Only one-third (34%) of investment bankers anticipate U.S. exchanges increasing their current share of the global IPO pie during the second half of the year. Approximately half (49%) predict the U.S. will maintain its current share of global proceeds during the remainder of the year, while 16 percent believe the U.S. share will decline in the second half of 2014.

  • The Source of IPOs? When asked what will be the greatest source of IPOs in the second half of the year, most capital market executives cite either private equity (44%) or venture capital (26%) portfolios. Owner-managed, privately-held businesses (20%) and spinoffs and divestitures (10%) are the other sources identified by the bankers.

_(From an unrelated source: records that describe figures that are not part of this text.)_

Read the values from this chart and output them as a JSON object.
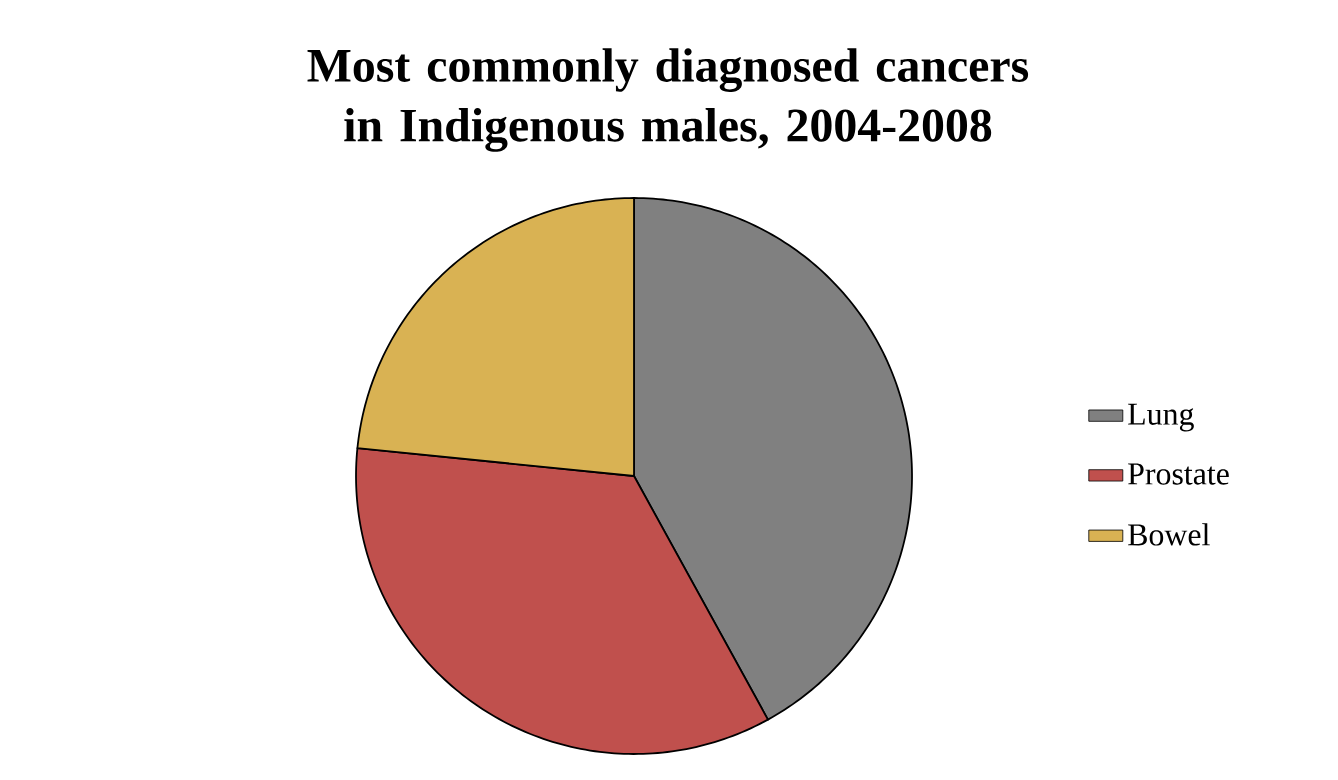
{
  "chart_data": {
    "type": "pie",
    "title": "Most commonly diagnosed cancers in Indigenous males, 2004-2008",
    "categories": [
      "Lung",
      "Prostate",
      "Bowel"
    ],
    "values": [
      42,
      34.6,
      23.4
    ],
    "colors": [
      "#808080",
      "#c0504d",
      "#d9b253"
    ],
    "legend": "right"
  }
}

  • Smaller Deals. Although U.S. IPO activity is up significantly in 2014, the size of the average IPO on U.S. exchanges has actually decreased from 2013. Many of the bankers attribute the smaller deal sizes to the absence of a mega-deal, such as Facebook or Visa, to lift the average (43%), valuation pressures forcing offering businesses to cut prices (25%) and optimism about the economy making smaller deals more attractive (19%). Smaller numbers of bankers attribute the decreased size to the JOBS Act encouraging smaller businesses to go public (9%). Moving forward, the capital markets executives believe the size of the average IPO in the second half of the year will be $243 million.

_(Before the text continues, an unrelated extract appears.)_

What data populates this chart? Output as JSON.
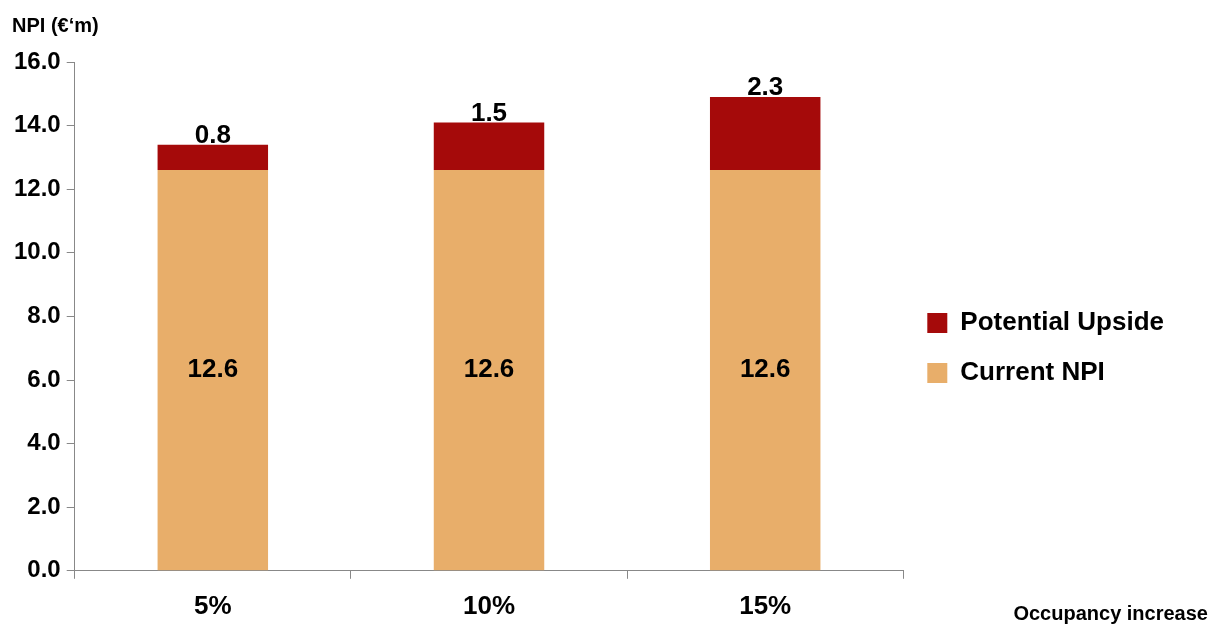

The BDO IPO Halftime Report is a national telephone survey conducted by Market Measurement, Inc., an independent market research consulting firm, on behalf of BDO USA. Executive interviewers spoke directly to capital markets executives, using a telephone survey conducted within a scientifically-developed, pure random sample of the nation's leading investment banks.

BDO USA is a valued business advisor to businesses making a public securities offering. The firm works with a wide variety of clients, ranging from entrepreneurial businesses to multinational Fortune 500 corporations, on a myriad of accounting, tax and other financial issues.